There hasn't been a mechanical wristwatch made in England since Smith’s closed its factory half a century ago (geographical pedants know that the Isle of Man is not in England) so when Charles Frodsham introduced its new Double Impulse Chronometer watch in 2018, it marked the return of watchmaking to the country which played the most important part in its development.
I have known the guys behind Frodsham for over a quarter-century, but that is a mere blink of an eye compared to the 184 years since Charles Frodsham founded the firm and 175 years since they became England’s premier maker of chronometers after purchasing the firm of John Roger Arnold. The Victorian era was one of consolidation among the great English watch and clock makers and by the end of the 19th century, there were just two great firms trading in London – Dent and Frodsham. Dent built the clock in the tower of Pugin’s new Houses of Parliament, while Frodsham built chronometers for the Royal Navy and regulators for astronomical observatories around the world.

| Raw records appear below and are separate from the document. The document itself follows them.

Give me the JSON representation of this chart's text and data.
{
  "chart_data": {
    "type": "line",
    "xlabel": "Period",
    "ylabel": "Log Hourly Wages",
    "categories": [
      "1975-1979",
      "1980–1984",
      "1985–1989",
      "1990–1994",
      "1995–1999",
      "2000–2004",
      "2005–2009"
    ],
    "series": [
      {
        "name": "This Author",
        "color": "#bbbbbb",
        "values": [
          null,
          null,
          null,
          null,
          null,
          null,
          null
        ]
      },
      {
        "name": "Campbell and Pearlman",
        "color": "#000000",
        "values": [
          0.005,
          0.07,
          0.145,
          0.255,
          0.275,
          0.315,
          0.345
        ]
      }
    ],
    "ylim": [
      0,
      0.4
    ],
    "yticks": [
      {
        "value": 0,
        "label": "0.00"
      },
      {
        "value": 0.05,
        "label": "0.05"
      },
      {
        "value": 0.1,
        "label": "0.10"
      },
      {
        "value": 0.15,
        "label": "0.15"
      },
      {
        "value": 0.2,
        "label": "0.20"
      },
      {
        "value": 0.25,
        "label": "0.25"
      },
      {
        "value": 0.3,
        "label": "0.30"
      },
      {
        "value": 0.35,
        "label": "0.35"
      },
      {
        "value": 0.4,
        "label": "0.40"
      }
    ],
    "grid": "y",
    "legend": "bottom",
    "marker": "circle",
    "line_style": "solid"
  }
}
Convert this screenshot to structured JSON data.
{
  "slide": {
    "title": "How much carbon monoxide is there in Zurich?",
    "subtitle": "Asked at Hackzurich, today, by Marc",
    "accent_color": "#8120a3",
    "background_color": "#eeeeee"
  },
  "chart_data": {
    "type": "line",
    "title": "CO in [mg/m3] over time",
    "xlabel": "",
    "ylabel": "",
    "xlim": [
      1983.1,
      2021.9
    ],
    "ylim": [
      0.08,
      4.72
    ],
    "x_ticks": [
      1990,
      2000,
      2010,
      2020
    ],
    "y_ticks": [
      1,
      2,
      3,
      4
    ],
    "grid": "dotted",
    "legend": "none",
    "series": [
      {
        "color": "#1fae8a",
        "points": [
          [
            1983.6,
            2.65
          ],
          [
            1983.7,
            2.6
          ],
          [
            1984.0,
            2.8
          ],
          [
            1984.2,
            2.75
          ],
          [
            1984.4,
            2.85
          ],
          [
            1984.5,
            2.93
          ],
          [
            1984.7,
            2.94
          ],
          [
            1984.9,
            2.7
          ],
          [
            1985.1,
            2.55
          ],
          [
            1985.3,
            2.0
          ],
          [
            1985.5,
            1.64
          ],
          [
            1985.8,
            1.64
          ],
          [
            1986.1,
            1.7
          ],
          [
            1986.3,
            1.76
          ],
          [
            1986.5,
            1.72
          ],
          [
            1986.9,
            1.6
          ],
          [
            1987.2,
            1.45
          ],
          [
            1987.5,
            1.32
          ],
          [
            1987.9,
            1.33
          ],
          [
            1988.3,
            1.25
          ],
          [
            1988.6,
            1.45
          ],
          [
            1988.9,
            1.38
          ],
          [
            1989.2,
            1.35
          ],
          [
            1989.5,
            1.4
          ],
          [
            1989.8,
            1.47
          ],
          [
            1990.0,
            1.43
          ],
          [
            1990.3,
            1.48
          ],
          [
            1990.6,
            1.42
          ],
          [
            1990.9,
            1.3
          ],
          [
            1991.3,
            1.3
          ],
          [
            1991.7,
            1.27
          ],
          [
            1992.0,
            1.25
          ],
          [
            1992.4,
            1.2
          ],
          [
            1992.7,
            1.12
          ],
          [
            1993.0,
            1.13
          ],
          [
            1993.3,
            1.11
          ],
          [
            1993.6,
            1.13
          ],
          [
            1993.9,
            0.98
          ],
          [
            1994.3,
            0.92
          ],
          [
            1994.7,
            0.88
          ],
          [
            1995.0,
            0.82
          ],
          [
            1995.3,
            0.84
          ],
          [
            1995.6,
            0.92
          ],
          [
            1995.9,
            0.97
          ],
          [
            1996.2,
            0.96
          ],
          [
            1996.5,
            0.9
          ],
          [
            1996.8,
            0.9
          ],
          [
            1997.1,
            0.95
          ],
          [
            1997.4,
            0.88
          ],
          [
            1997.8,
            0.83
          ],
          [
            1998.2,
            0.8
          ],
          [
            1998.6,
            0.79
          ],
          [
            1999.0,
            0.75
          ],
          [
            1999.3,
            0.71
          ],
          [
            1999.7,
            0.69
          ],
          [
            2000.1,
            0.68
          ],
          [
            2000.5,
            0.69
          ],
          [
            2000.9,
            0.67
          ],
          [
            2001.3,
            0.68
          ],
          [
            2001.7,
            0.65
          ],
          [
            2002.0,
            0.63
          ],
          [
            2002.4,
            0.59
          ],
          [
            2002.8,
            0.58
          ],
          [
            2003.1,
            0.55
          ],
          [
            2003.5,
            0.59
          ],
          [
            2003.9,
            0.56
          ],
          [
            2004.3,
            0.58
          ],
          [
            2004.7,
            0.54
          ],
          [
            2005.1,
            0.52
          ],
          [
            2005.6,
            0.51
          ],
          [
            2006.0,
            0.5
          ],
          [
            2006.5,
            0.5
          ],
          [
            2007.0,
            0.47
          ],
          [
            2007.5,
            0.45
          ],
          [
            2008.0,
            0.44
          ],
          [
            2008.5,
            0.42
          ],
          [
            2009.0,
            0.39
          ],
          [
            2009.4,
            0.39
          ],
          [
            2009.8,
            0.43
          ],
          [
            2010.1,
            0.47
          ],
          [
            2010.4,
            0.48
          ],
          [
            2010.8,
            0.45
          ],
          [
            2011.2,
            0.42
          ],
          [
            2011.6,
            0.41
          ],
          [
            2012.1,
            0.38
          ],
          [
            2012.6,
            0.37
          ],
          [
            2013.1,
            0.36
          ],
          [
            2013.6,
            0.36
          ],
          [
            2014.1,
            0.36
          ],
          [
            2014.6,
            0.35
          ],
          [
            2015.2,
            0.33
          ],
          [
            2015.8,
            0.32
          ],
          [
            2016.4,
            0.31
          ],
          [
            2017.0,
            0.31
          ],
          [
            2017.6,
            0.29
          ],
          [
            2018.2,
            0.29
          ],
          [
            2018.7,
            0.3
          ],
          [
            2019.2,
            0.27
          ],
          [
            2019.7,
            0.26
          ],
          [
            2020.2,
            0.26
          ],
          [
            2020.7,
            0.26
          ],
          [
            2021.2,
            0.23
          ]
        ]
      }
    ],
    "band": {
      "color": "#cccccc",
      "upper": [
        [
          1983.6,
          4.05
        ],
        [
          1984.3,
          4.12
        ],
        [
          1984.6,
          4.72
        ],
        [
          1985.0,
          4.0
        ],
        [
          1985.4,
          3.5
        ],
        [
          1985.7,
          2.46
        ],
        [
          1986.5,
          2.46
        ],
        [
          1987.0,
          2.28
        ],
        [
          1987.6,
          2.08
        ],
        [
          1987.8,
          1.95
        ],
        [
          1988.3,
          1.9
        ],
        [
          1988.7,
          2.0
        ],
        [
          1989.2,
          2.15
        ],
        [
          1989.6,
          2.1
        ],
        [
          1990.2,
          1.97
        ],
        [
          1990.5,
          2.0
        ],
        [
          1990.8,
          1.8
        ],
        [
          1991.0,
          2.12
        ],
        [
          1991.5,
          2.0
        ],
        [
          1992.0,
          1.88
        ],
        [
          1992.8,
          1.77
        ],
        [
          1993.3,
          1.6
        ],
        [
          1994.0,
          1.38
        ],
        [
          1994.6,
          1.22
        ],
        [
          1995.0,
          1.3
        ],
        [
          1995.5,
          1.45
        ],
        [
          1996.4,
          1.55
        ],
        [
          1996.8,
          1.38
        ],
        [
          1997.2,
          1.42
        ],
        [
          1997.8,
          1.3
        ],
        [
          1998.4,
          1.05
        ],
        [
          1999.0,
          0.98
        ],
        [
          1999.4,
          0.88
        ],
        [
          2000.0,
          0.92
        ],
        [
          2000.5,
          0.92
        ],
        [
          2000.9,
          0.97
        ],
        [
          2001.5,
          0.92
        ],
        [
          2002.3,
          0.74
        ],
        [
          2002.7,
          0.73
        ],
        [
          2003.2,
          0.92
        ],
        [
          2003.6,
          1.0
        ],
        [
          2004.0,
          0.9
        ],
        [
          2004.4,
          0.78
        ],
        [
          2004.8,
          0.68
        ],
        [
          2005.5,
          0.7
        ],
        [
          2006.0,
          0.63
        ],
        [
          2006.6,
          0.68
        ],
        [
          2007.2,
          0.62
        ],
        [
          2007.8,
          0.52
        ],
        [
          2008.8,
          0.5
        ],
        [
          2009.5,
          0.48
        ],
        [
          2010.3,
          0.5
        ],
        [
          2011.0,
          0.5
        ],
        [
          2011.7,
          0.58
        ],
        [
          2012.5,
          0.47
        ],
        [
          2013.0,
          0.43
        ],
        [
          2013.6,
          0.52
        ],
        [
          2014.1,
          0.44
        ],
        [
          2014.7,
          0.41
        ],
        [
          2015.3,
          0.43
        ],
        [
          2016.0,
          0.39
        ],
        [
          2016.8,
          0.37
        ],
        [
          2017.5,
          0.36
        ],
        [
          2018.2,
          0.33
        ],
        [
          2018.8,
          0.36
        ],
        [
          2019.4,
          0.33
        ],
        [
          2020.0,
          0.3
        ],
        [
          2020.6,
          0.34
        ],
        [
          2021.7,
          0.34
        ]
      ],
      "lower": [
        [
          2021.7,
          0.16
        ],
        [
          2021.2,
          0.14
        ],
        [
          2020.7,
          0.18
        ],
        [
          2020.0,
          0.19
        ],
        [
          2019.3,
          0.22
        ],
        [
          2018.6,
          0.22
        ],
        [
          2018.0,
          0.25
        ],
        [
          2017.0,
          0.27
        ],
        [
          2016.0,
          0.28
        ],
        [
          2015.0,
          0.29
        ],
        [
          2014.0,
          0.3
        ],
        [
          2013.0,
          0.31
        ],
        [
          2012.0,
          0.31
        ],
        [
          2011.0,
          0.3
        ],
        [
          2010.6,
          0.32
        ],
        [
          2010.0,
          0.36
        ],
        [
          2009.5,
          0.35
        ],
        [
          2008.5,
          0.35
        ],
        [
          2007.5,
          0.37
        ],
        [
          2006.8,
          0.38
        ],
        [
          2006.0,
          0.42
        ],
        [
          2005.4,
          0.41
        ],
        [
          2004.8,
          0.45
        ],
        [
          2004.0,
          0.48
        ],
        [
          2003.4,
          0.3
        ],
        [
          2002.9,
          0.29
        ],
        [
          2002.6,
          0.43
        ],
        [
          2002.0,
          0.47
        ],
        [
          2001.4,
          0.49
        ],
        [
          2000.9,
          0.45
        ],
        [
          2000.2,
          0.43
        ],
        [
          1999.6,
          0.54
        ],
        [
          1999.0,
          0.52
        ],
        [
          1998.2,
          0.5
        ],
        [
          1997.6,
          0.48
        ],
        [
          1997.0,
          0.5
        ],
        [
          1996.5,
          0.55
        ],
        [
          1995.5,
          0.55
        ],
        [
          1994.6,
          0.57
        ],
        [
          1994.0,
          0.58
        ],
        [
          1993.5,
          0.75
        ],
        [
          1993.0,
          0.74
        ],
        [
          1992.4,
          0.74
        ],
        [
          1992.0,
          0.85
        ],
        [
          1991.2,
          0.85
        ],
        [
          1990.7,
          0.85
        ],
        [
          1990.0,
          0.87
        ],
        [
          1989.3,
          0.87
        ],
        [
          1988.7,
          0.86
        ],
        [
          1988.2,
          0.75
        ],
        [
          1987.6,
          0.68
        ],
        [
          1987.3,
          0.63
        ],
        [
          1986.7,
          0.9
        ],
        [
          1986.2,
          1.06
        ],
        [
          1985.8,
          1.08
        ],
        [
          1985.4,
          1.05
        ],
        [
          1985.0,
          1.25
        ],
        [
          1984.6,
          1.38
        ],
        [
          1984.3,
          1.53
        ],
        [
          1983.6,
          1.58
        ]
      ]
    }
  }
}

Through two world wars (including being bombed out of their premises in 1941) and the austerity following them, the firm continued production, but in the mid 1990s it was purchased by Philip Whyte, one of London’s leading dealers in marine chronometers and precision timekeeping.
He brought in as a partner Richard Stenning, who had previously worked for seven years in the watch and clock department at Sotheby’s. Prior to this he had studied horology at Hackney, under Peter Roberts. By then, the Frodsham business specialised in buying and selling timepieces from their premises in St James and servicing & repairing them from their workshop in Heathfield, Sussex.
The firm came swiftly to the conclusion that they needed to get back into manufacturing, but whether to make chronometer desk clocks or a watch?
Although Frodsham’s history had been based on chronometer clocks and precision regulators, by the end of the 19th century it had been regularly winning awards for its watches, one of its tourbillons achieving the highest marks ever attained by an English watch at Kew observatory, in 1906. So, it was an easy decision to go ahead with a watch.
Breguet filed a patent for one in 2003, while Christophe Claret unveiled his Maestoso watch in 2014, but the first company to actually introduce a detent wristwatch was Urban Jurgensen in 2011. I was present at the launch of the watch and listened as Jean-Francois Mojon & Kari Voutilainen explained the procedures and modifications needed to make this delicate mechanism work in such a hostile environment. They told how the project had begun when the firm was under the ownership of Peter Baumberger and that the initial research had been done by the firm’s technical director, Derek Pratt. Neither of whom, unfortunately, lived to see the launch of the Urban Jurgensen detent watch.
One of the three prototypes was left exactly as it was when produced, for comparison with the other two which underwent a huge number of iterations. Initially, the escapement geometries were made to George Daniels’ original designs for a pocket watch, but subtle changes were incorporated into the wristwatch version, for example a change in the roller diameter and the position of the secondary locking jewels. They experimented with different materials for the escape wheels; many were tried and rejected before they finally decided on titanium. The dynamic workings of the escapement are very different to any theoretical modelling. The variables measured included wear, lubricity, how quickly the escape wheel released, how quickly it accelerated, and its terminal velocity at the point of impulse.
One of the most beautiful aspects of the movement is the asymmetric three-armed balance bridge, which combines exceptional stability with an almost unhindered view of the balance assembly. It was not always this way. Over the development period, the bridge was tried with two arms and also as a simple balance cock. It takes an astonishing 11 hours of hand polishing to achieve the desired finish.